Embassy of Foreign Artists     

Joshua Craze

*1982 in London (England), lives and works in Berlin (Germany)

Residency period: October to December 2020

Writer

Granted by the Republic and Canton of Geneva

In 2014, he was the UNESCO Artist Laureate in Creative Writing. He has had residencies at Art OMI in New York, and at Dar al Ma’Mûn in Marrakech. His fiction and essays have been published widely, including in Creative Time Reports, Fourth Genre, and Chimurenga, amongst other publications. His Grammar of Redaction was exhibited at the New Museum in New York in 2014, and in 2017 he published a book with the American conceptual artist, Jenny Holzer, entitled Belligerent (New York, Ivory Press) composed of his essay and her paintings of redacted documents. He also wrote ‘In the Dead Letter Office,’ the catalogue essay for Holzer’s exhibition, War Paintings, at the Museo Correr in Venice.

As a journalist, with Meg Stalcup, he was supported by The Nation Institute for Investigative Reporting (now Type Investigates) on a two-year investigation into counter-terrorism trainers in America (2008-10), which led to a long investigative story in the Washington Monthly, and a Senate inquiry that cited the investigation. He has also published journalism in the British Guardian, the Lebanese Daily Star, the French La Croix, and many other newspapers.

Since 2010, he has worked in South Sudan and other conflict-zones as a researcher with a variety of organizations including Human Rights Watch and Small Arms Survey. He has presented his work in conflict-zones before many different bodies, including the UK Home Office, the US State Department, and the United Nations. His experiences while doing this research inform the novel on which he shall work at the Embassy of Foreign Artists, ‘Anatomy of Exile.’

He was educated at St Peter’s College, University of Oxford; the University of Amsterdam; L’École des hautes études en sciences sociales; and he has a Ph.D. in socio-cultural anthropology from the University of California, Berkeley. He has taught anthropology at University of California, Berkeley and in San Quentin State Prison, and political philosophy at Sciences-Po Paris, and at the University of Chicago.

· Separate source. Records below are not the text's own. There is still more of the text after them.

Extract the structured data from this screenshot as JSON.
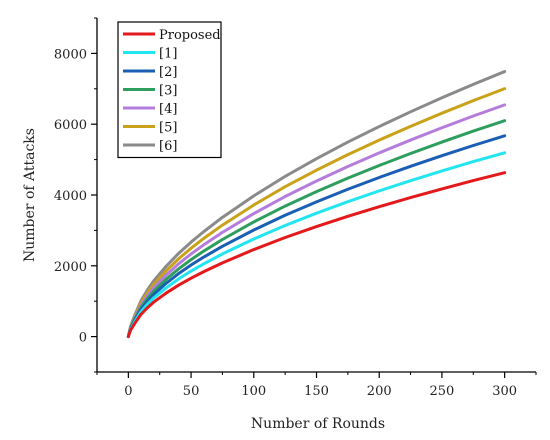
{
  "chart_data": {
    "type": "line",
    "xlabel": "Number of Rounds",
    "ylabel": "Number of Attacks",
    "xlim": [
      -25,
      325
    ],
    "ylim": [
      -1000,
      9000
    ],
    "xticks": [
      0,
      50,
      100,
      150,
      200,
      250,
      300
    ],
    "yticks": [
      0,
      2000,
      4000,
      6000,
      8000
    ],
    "grid": false,
    "legend_position": "top-left",
    "x": [
      0,
      1,
      2,
      5,
      10,
      15,
      20,
      30,
      40,
      50,
      60,
      75,
      100,
      125,
      150,
      175,
      200,
      225,
      250,
      275,
      300
    ],
    "series": [
      {
        "name": "Proposed",
        "color": "#e3191c",
        "values": [
          0,
          110,
          196,
          368,
          624,
          808,
          968,
          1226,
          1452,
          1651,
          1832,
          2083,
          2459,
          2799,
          3108,
          3399,
          3670,
          3927,
          4172,
          4408,
          4630
        ]
      },
      {
        "name": "[1]",
        "color": "#22e5f0",
        "values": [
          0,
          123,
          219,
          413,
          700,
          906,
          1085,
          1375,
          1628,
          1852,
          2054,
          2336,
          2757,
          3139,
          3486,
          3812,
          4116,
          4404,
          4679,
          4943,
          5193
        ]
      },
      {
        "name": "[2]",
        "color": "#1a5fb4",
        "values": [
          0,
          134,
          240,
          451,
          764,
          990,
          1185,
          1502,
          1778,
          2022,
          2244,
          2551,
          3011,
          3428,
          3807,
          4163,
          4495,
          4810,
          5110,
          5398,
          5671
        ]
      },
      {
        "name": "[3]",
        "color": "#2e9e5e",
        "values": [
          0,
          144,
          258,
          485,
          822,
          1064,
          1275,
          1615,
          1912,
          2175,
          2413,
          2743,
          3238,
          3687,
          4094,
          4477,
          4834,
          5173,
          5495,
          5805,
          6099
        ]
      },
      {
        "name": "[4]",
        "color": "#b57ddb",
        "values": [
          0,
          155,
          277,
          521,
          882,
          1142,
          1368,
          1734,
          2053,
          2334,
          2590,
          2944,
          3476,
          3957,
          4395,
          4805,
          5189,
          5552,
          5899,
          6231,
          6546
        ]
      },
      {
        "name": "[5]",
        "color": "#c9a21a",
        "values": [
          0,
          166,
          296,
          557,
          944,
          1222,
          1464,
          1855,
          2196,
          2497,
          2771,
          3150,
          3719,
          4234,
          4702,
          5141,
          5551,
          5940,
          6311,
          6666,
          7004
        ]
      },
      {
        "name": "[6]",
        "color": "#8a8a8a",
        "values": [
          0,
          177,
          317,
          596,
          1009,
          1306,
          1565,
          1983,
          2348,
          2670,
          2962,
          3368,
          3975,
          4526,
          5026,
          5496,
          5934,
          6350,
          6746,
          7126,
          7487
        ]
      }
    ]
  }
}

Joshua Craze is a writer. His work is available at https://www.joshuacraze.com

Project

My project, “Anatomy of Exile”, will be a novel written in dialogue with the UNHCR archive in Geneva. The archive itself is made up of millions of images, reports, and letters. It is a fragmentary record of the thousands of human stories that can be glimpsed through the paperwork. The novel that I propose to write in Geneva would tell the stories of the fragmented lives of refugees, through the fragmentary record of the archive itself. “Anatomy of Exile” will tell the story of refugees in the 20th and 21st centuries, and the place of the UNHCR in this story.

It will would take up four different crises in which the UNHCR has operated:

  • The 1956 Hungarian uprising. This is the first major crisis in which the UNHCR was operational.
  • The UNHCR operations in the former Yugoslavia during the 1990s.
  • The militia attacks on UNHCR refugee camps in Zaire (now the Democratic Republic of Congo, or DRC) in 1997. The UNHCR attempted to save as many papers as they could from these attacks, but much of the archive is burned or lost.
  • UNHCR operations in South Sudan, during the current conflict, 2013-19.

In telling the stories of these crises, Anatomy of Exile will not try and complete the fragmentariness of the archive, in which individuals are named, noticed, and then disappear, but rather deepen it, by writing fragmentary stories, as delicate and incomplete as the documentary record from which they are taken. The novel will be composed partial, fragmented lives of the refugee experience.

Anatomy of Exile will trace a series of characters, their lives fractured by exile and loss, through the archive. Their lives with interweave, and commonality and echoes be established, as each chapter treats of one of the fundamental practices of the UNHCR, such as the refugee status determination interview and the biometric survey. Thus, Anatomy of Exile will also be a study in the way that the institution and the archive, too, creates their own stories.